Although the responses against modified peptides with improved HLA class I binding are directed against non-self-peptides per se, our experiments showed that the responding CTLs cross-react with the three corresponding unmodified peptides. A similar cross-reactivity of CTLs against modified and unmodified p53 peptides was observed in HLA-A2-transgenic mice immunized with anchor-modified p53 peptides [22]. These results have important implications for the generation of antitumour reactivity against self-epitopes. They indicate that cancer vaccines based on anchor-modified peptides with high affinity for HLA class I are capable of expanding CTL responses against the corresponding wild-type peptide epitopes.

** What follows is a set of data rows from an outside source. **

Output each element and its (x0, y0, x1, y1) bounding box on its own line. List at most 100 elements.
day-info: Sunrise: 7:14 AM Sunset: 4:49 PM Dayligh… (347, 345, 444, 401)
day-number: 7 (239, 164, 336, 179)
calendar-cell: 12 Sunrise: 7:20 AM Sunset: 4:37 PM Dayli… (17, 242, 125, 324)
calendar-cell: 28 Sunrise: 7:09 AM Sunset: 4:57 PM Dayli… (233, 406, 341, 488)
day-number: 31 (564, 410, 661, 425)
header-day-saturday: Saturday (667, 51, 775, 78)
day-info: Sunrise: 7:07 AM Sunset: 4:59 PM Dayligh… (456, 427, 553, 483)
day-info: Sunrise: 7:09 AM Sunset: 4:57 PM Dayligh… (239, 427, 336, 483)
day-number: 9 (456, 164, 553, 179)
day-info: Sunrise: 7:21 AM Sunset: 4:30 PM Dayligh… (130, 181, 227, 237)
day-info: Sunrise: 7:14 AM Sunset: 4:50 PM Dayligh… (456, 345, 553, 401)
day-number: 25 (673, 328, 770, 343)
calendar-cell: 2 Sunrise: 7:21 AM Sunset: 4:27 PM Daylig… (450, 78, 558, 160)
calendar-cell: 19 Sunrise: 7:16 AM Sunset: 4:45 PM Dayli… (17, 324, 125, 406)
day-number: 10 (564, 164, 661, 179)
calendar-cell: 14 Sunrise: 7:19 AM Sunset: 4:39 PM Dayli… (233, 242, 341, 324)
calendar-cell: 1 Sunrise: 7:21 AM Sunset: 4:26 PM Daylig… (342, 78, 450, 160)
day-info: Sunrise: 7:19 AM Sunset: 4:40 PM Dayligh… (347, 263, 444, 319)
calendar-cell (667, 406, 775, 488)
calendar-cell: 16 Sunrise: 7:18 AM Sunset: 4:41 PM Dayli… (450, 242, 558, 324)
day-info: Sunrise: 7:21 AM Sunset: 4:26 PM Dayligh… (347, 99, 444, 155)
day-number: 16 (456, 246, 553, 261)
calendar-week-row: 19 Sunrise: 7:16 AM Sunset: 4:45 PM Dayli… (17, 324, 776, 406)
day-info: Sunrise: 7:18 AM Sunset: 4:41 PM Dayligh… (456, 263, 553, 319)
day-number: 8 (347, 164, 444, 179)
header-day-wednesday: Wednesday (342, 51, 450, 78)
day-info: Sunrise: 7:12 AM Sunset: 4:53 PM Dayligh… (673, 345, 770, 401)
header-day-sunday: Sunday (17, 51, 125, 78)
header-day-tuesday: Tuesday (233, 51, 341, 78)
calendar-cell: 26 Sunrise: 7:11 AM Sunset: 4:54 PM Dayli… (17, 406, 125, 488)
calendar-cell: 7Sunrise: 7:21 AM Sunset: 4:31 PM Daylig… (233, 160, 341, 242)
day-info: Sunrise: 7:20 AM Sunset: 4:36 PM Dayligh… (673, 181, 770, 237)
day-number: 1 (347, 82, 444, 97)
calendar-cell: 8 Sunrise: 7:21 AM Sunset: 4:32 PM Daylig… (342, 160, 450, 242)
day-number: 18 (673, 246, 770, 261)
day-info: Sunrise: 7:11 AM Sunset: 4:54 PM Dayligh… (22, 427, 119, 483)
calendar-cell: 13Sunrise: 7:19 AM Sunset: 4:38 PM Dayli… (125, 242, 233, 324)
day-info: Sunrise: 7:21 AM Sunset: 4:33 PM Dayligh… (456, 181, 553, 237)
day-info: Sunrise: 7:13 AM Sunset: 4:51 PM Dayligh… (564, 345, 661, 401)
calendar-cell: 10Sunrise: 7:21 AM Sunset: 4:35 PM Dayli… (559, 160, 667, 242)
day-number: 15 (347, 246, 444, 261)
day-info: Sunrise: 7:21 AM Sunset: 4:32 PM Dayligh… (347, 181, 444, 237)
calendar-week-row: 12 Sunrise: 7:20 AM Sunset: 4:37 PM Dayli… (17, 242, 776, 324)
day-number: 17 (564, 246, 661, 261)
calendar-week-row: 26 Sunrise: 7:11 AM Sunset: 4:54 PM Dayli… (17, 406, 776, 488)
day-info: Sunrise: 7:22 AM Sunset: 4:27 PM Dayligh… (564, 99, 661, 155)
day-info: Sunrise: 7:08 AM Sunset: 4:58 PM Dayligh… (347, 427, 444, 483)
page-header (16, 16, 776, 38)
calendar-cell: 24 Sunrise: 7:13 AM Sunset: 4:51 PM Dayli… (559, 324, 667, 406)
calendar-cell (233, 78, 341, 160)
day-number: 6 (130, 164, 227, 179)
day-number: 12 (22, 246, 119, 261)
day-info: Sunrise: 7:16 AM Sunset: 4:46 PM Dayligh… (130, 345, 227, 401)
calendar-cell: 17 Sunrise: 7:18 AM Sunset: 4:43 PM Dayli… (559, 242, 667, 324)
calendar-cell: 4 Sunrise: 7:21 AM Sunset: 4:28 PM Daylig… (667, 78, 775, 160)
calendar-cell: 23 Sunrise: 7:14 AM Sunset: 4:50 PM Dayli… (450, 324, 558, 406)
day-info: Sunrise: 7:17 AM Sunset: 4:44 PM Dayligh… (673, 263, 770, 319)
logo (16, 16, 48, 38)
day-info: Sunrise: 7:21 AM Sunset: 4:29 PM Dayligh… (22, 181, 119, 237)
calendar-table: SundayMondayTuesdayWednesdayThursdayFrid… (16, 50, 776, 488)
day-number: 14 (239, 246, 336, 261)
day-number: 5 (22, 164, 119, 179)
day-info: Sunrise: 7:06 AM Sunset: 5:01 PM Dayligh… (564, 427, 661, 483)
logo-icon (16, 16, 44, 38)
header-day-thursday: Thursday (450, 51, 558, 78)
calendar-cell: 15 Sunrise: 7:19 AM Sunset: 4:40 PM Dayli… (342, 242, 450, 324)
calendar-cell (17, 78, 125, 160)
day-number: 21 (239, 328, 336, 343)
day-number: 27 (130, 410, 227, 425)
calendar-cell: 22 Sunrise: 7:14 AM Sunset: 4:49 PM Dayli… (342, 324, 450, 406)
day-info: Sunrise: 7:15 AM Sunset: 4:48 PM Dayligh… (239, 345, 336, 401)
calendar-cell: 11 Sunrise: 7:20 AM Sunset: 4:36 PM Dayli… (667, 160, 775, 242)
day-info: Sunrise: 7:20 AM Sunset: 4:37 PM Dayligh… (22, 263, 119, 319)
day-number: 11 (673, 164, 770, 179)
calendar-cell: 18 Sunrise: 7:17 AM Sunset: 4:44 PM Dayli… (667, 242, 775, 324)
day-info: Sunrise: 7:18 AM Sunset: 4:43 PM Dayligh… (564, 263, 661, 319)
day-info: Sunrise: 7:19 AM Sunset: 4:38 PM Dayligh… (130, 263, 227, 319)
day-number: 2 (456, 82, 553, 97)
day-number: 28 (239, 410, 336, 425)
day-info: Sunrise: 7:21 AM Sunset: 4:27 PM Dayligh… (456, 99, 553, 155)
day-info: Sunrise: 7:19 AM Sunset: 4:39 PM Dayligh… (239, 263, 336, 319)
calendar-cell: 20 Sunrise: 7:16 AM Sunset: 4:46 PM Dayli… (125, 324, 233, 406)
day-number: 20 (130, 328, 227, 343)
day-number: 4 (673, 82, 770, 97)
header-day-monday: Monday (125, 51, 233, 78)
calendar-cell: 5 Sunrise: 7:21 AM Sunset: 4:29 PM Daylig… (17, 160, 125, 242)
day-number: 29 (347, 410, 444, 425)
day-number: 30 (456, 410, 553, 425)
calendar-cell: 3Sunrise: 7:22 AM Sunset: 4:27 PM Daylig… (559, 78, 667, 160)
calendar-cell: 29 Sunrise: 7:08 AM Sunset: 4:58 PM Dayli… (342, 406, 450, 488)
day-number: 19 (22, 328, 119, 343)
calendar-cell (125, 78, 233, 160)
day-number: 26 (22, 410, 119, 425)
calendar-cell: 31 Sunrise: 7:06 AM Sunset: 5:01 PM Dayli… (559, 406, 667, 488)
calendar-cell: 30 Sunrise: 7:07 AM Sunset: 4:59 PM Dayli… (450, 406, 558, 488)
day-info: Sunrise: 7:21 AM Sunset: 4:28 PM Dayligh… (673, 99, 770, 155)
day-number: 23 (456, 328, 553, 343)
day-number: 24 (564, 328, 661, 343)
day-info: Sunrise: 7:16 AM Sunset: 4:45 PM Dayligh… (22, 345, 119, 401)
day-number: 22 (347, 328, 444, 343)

Clinical responses to cancer vaccination with regression and/or stabilization of generalized disease have been observed in different vaccine trials. Regression of metastases were often associated with measurable immune responses to the vaccine [1, 4, 8, 16, 36], and tumour progression was often associated with low levels or absence of tumour MHC class I [15, 19]. In the present study, three of six patients experienced changes in the course of the disease in association with the vaccination treatment, suggesting that vaccine-induced immunity may have therapeutic effects in some patients with defined tumour characteristics. However, this small phase I study brings no direct proof of clinical effect, only indications of a possible connection with vaccination. The study focused primarily on toxicity associated with the use of modified self-peptides in cancer vaccination therapy and only secondarily on induced immunologic and tumour response. Furthermore, the possibility that clinical effect is related to unpulsed DCs and IL-2 treatment alone, rather than p53-specific reactivity can of course not be excluded. However, it is not possible within the limitations of a phase I study to address this issue properly.

A correlation between p53 protein expression and clinical effect could not be clarified in this small series. The p53 expression level was determined by immunohistochemical staining of tissue samples from the primary tumour, which might not reflect the expression level in metastatic lesions. Furthermore, it was recently demonstrated that p53-restricted CTL-mediated killing is not necessarily dependent on a high p53 protein level in the tumour cells [33].

Tumour cells might lose antigens and therefore display a reduced susceptibility to vaccine-induced immunity in the course of the vaccinations. Multiepitope vaccine strategies as well as ways to stabilize antigen expression of tumours in vivo should be considered to prevent tumour escape of antigen-loss variants. In addition, tumour-associated factors such as the absence of costimulatory molecules, secretion of immunosuppressive cytokines, and interference with T-cell-receptor signal transduction may limit the effectiveness of vaccine-induced immune responses. The prospective analysis of these factors in future clinical vaccine trials will help to determine their role as prognostic factors for immunotherapy of cancer [25].

Patients included in the trial had metastatic breast cancer often with a high tumour burden and were all heavily pretreated; as a consequence, significant tumour responses may not be obtainable despite activation of the immune system. However, the clinical results obtained here encourage further clinical studies at an earlier stage of the disease.